Over the past few years I have become a disciple of spiritual practices. I have a spiritual director. I regularly use the Book of Common Prayer. I really do think that the eucharist and baptism should be central to worship. This makes me the target audience of Lauren Winner’s new book, the Dangers of Christian Practice.

The rough thesis is that spiritual practices, while good, have weaknesses that need to be paid attention to. Just like the church is made up of human beings that are sinful and make every church community less than perfect, good practices that are commanded by God and advocated throughout history also have some weaknesses.

The easiest illustration and the best chapters is about prayer. Keziah Goodwin Hopkins Brevard is the main illustration. She is a 57 year old widowed owner of two plantations and over 200 slaves. She left extensive journals both of her thoughts and of her prayers as fodder for Winner’s discussion.

As Winner recounts, Brevard prays for pliant slaves, she prays for the death of slaves that lie to her, she prays that Heaven will have a separate location for abolitionists and slaves away from her. (Note the political and rhetorical implications of a separate heaven.) She prays to be a good master and for a heart open to God.

Winner notes that the subjects of our prayers have long been a concern for Christians. Aquinas and others cited have thought and written about praying for things that are sinful or out of distorted desires. But the very nature of prayer is part of the problem. It is not just intercessory prayer, but teaching prayer to others and how public prayer is often not solely directed at God. Prayer can easily become gossip, self justifying or deluded. But even out of bad prayer often includes good aspects.

Winner gives illustrations of the anthologies of prayer that line her shelves. None of them are anthologies of bad or self seeking prayers that could help us understand how our own prayers may be come bad or self seeking. Instead prayer is presented and taught as an almost universal good.

The other two practices discussed in the Dangers of Christian Practice are the problems of the eucharist being held in too high of a value (the illustration is riots causes by accused desecration of the host) and the problems of antisemitism and supersessionism, and baptism and the problems of the privatization of baptism through private christening ceremonies that were held in the home in the 19th and early 20th century as well as the way that baptism can alienate the subject from their family or community as well as drawing them into the family of Christ.

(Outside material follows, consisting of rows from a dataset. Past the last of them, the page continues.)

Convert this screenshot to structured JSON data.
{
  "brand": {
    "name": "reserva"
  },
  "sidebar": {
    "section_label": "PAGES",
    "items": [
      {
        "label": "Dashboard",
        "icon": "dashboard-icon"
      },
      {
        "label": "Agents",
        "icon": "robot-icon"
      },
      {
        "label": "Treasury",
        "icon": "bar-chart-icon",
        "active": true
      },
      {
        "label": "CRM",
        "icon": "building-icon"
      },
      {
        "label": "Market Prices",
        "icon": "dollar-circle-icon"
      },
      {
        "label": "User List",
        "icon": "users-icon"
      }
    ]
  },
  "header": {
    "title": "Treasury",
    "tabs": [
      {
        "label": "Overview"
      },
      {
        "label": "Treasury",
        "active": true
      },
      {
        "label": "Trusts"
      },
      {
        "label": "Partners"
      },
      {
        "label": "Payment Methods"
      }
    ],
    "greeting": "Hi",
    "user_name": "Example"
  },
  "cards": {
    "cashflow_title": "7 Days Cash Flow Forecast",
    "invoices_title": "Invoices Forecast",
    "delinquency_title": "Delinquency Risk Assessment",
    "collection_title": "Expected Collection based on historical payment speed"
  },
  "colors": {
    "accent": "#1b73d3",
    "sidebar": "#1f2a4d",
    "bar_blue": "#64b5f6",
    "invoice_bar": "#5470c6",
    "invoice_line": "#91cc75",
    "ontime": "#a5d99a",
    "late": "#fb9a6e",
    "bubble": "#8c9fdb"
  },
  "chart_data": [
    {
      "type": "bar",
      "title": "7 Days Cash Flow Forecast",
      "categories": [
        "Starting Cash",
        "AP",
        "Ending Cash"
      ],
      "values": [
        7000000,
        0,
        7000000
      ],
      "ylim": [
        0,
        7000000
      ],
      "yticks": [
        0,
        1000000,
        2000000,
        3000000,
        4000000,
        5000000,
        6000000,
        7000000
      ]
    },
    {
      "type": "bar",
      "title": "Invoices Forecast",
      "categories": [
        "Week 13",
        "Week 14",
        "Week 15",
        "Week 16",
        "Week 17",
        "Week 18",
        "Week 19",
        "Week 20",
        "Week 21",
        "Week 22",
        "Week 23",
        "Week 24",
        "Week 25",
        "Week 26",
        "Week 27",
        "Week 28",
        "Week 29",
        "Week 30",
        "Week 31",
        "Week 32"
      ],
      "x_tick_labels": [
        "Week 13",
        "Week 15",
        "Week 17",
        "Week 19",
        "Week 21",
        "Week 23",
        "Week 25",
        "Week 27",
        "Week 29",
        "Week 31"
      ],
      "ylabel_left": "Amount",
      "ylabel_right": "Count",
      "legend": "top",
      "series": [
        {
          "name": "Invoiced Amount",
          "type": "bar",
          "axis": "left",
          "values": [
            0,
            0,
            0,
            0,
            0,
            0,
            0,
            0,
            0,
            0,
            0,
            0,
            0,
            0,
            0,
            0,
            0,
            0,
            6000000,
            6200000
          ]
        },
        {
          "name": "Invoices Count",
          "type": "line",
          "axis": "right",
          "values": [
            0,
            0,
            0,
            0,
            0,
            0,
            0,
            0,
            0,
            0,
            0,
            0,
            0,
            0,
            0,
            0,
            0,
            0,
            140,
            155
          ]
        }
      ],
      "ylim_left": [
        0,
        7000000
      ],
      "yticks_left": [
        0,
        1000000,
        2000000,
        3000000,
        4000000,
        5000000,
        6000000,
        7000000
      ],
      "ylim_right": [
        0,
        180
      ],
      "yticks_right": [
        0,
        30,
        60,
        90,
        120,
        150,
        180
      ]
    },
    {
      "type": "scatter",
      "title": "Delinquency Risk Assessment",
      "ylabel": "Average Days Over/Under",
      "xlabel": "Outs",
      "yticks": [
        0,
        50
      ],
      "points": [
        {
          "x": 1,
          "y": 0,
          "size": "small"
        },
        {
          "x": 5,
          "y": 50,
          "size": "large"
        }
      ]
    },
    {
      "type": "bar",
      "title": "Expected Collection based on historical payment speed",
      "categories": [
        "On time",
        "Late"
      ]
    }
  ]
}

This is a very brief overview. There are lots of side tracks as well as a good introduction to the concept and a concluding chapter that challenges the ideas of spiritual practices especially as it has arisen out of post-liberal theology.

The ideas behind Dangers of Christian Practice are very helpful. One that in someways could be an article or a much larger book and still be helpful. I was very skeptical about the concept of the book and probably would not have picked it up without reading James KA Smith’s very positive review at Christian Century. However, despite my skepticism, I this was well worth reading and a good reminder to not place too much weight or responsibility on any aspect of discipleship, moral formation, or model of church.

All models of church and modes of discipleship have weaknesses. All can be corrupted and tainted. But as Winner rightly notes in the last chapter, they are what we have. Because they are not perfect does not mean that we should abandon them completely. Winner is not advocating that. Instead she is advocating more humility and understanding of the practices so that we can minimize the harm that misusing spiritual practices can bring.

I listened to the Dangers of Christian Practice on audiobook. It was not my favorite narration, but it was acceptable. I kept checking my player because it felt like it was running slightly too fast. Like maybe the narrator read it too slow, and the editor sped the narration up slightly digitally by cutting some of the pauses and space between the words. But for me, it was far cheaper on audiobook than on kindle or hardcover.